Getting the most out of the experience (without overthinking it)

This is not a commercial cooking show. It’s a visit into a local’s home where you’re learning with an expert host. That affects your expectations.
Here’s how to get the best day:
- Go hungry, then save room for the full meal you cook.
- If you have dietary needs, message them clearly at booking so the kitchen plan can match your requirements.
- If you’re curious about spices, take advantage of the market visit. It’s the easiest place to buy what you tasted and want again later.
- Expect a traditional home kitchen. Comfortable shoes help if the path and kitchen floor aren’t polished like a studio.
You might also want to think about timing. Lunch or dinner options can change the feel of the day. If you’re pairing this with other Colombo plans, choose the time that lets you settle in without rushing.

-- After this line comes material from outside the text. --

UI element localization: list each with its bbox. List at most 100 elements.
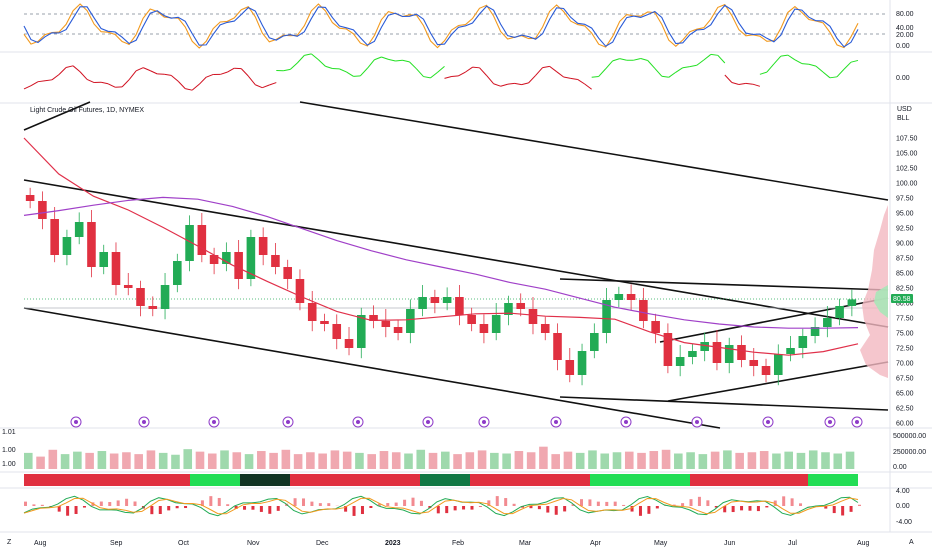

Finally, remember this is a small group setup: it’s private, and only your group participates. That can make a big difference if you want questions answered in real time, without waiting your turn.
Who should book this cooking class in Colombo?

This class fits well if you:
- want Sinhalese home cooking, not generic international food lessons
- care about market-to-plate understanding (the ingredient story)
- prefer a private experience over crowded group tours
- want practical meals you can recreate later: sambol, curry, and a vegetable dish
It may be less ideal if you:
- need a fully modern, studio-style kitchen with lots of space and equipment
- strongly rely on hotel pickup and don’t have an easy way to reach the meeting point
Should you book Authentic Sinhalese Cooking in Colombo with a Local Family?
If you like your travel hands-on—food you cook, ingredients you choose, flavors you can repeat later—this is a strong yes. For the price, you’re buying privacy, a family setting, and the chance to learn three dishes that actually form a coherent Sri Lankan meal. The market option is the icing, because it teaches you why the cooking works, not just what to do.
If you’re willing to get yourself to the meeting point and enjoy cooking in a traditional home kitchen, you’ll likely find this one of the most satisfying things to do in Colombo.